DigiTimes has often been wrong about Apple news but correctly predicted the release of LED-backlit laptops, flash-based iPods, the iPad mini, the approximate timing of the fourth iPad and the expansion of the iPhone's screen size, among other nuggets.
The mini could be a strong prospect for U.S. manufacturing because it does not include a display and is therefore cheaper to assemble.
CEO Tim Cook earlier this month told NBC and Bloomberg News that Apple will be investing in a U.S. production line with partners. That announcement came shortly after Apple's share price took a nosedive amid increased competition and as Cook struggles to position himself as a worthy successor to the visionary Steve Jobs. While Jobs, who passed away from cancer in 2011, was in charge, the company achieved soaring profits by branching out from computers to personal electronic devices like the iPod, iPhone and iPad.
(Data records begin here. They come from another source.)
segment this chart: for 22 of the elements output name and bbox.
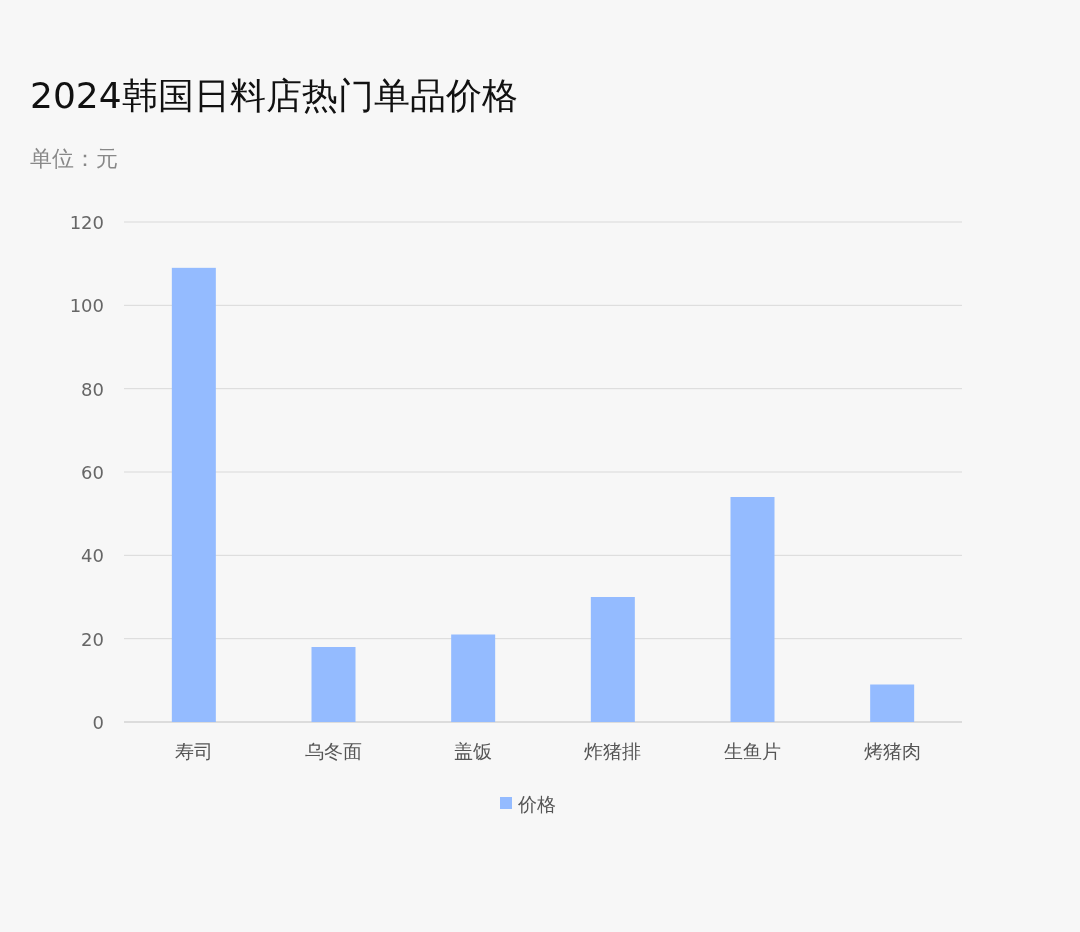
legend-label: 价格 [517,793,556,815]
y-tick-label: 60 [81,462,104,483]
bar [870,684,915,722]
bar [171,267,216,722]
y-tick-label: 0 [92,712,104,733]
chart-subtitle: 单位：元 [30,146,118,171]
x-tick-label: 盖饭 [454,740,493,762]
y-tick-label: 100 [69,295,104,317]
x-tick-label: 乌冬面 [305,740,362,762]
x-tick-label: 炸猪排 [584,740,642,762]
x-tick-label: 烤猪肉 [863,740,921,762]
x-tick-label: 寿司 [174,740,213,762]
y-tick-label: 40 [81,545,104,567]
y-tick-label: 120 [69,212,104,233]
y-tick-label: 80 [81,378,104,400]
bar [311,647,356,722]
y-tick-label: 20 [81,628,104,650]
chart-title: 2024韩国日料店热门单品价格 [30,75,518,116]
x-tick-label: 生鱼片 [724,740,781,762]
bar [590,597,635,722]
bar [730,497,775,722]
bar [451,634,496,722]
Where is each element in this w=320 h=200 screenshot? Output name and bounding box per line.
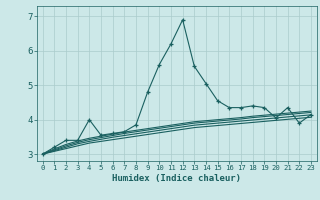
X-axis label: Humidex (Indice chaleur): Humidex (Indice chaleur) xyxy=(112,174,241,183)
The iPhone is now Apple's top moneymaker.
Analysts tell us that Apple is likely looking for a public relations boost with the move back to U.S. manufacturing. The company has taken hits over working conditions at Foxconn's China plants. But also, the analysts say that Apple wouldn't take such a step if it wasn't practical and profitable.
In other news, a report on Thursday suggested that Apple may have a pioneering new product coming down the pike: an iWatch.
Business Insider, based on reports from a Chinese site Tech163, said Apple and Intel are working on a Bluetooth-enabled, wrist-based computer that would run Apple's iOS operating system, with a 1.5-inch display. Evocative of the device sported by comic-strip detective Dick Tracy, smart watches are slowly emerging into the consumer market. Motorola and Sony, as well as some smaller companies, already sell them.